Senate Bill Introduced To Maintain Medicaid Primary Care Pay Boost Through 2016
In other news, House Energy and Commerce Committee Democrats unveiled legislation to extend funding for the Children's Health Insurance Program for four years.
Medscape: Bill Would Keep Medicaid Raise For Primary Care Through 2016
On July 30, 2 senators introduced a bill that would extend a Medicaid raise for primary-care physicians another 2 years through 2016 and make more clinicians eligible for the extra money. Given that the temporary pay hike was authorized by the Affordable Care Act (ACA), the bill's prospects are cloudy in the House, controlled by Republicans who want to junk the healthcare reform law, even if the Senate were to pass it. The ACA allocated funds to boost historically paltry Medicaid rates to Medicare levels in 2013 and 2014 for evaluation and management (E/M) services and vaccine administration (Lowes, 8/1).

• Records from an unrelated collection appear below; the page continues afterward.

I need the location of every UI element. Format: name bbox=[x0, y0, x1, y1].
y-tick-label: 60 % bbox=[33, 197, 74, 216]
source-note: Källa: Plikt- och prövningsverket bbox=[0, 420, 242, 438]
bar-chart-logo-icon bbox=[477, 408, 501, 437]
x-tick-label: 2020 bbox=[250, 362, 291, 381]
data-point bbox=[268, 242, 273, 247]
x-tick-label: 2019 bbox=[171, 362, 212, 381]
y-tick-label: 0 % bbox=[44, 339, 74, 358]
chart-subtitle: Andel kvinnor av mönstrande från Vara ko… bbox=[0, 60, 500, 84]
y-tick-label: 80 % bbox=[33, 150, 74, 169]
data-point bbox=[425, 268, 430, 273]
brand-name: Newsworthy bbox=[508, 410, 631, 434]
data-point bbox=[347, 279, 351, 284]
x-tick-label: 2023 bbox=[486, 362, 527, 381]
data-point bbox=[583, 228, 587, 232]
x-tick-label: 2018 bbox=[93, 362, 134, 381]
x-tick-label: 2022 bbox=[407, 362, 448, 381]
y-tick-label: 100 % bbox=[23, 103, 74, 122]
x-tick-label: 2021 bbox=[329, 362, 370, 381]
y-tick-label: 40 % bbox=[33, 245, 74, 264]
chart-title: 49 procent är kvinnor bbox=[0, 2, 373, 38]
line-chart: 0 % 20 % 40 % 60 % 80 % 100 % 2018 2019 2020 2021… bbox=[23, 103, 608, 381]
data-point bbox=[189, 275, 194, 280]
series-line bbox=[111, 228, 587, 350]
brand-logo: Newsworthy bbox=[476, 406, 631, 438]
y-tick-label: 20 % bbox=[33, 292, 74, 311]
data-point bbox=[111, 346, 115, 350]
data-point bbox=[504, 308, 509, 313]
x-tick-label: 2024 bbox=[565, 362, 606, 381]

Related KHN coverage: 6 States, D.C. Extending Medicaid Pay Raise Next Year To Primary Care Doctors (Galewitz, 7/31).
CQ Healtbeat: Democrats Offer Bill Extending CHIP Funding Through 2019
The top Democrats on the House Energy and Commerce Committee unveiled legislation Thursday that would extend funding of the Children’s Health Insurance Program for four years. Without such legislation, no new funding will be available for CHIP after September 2015, said Frank Pallone Jr. of New Jersey and Henry A. Waxman of California. Waxman is ranking member of the full committee and Pallone ranking member of its health subcommittee. The bill also gives states the option to permanently use “express lane eligibility,” to reduce administrative burdens involved in the enrollment process. That authority is set to expire next year (Reichard, 7/31).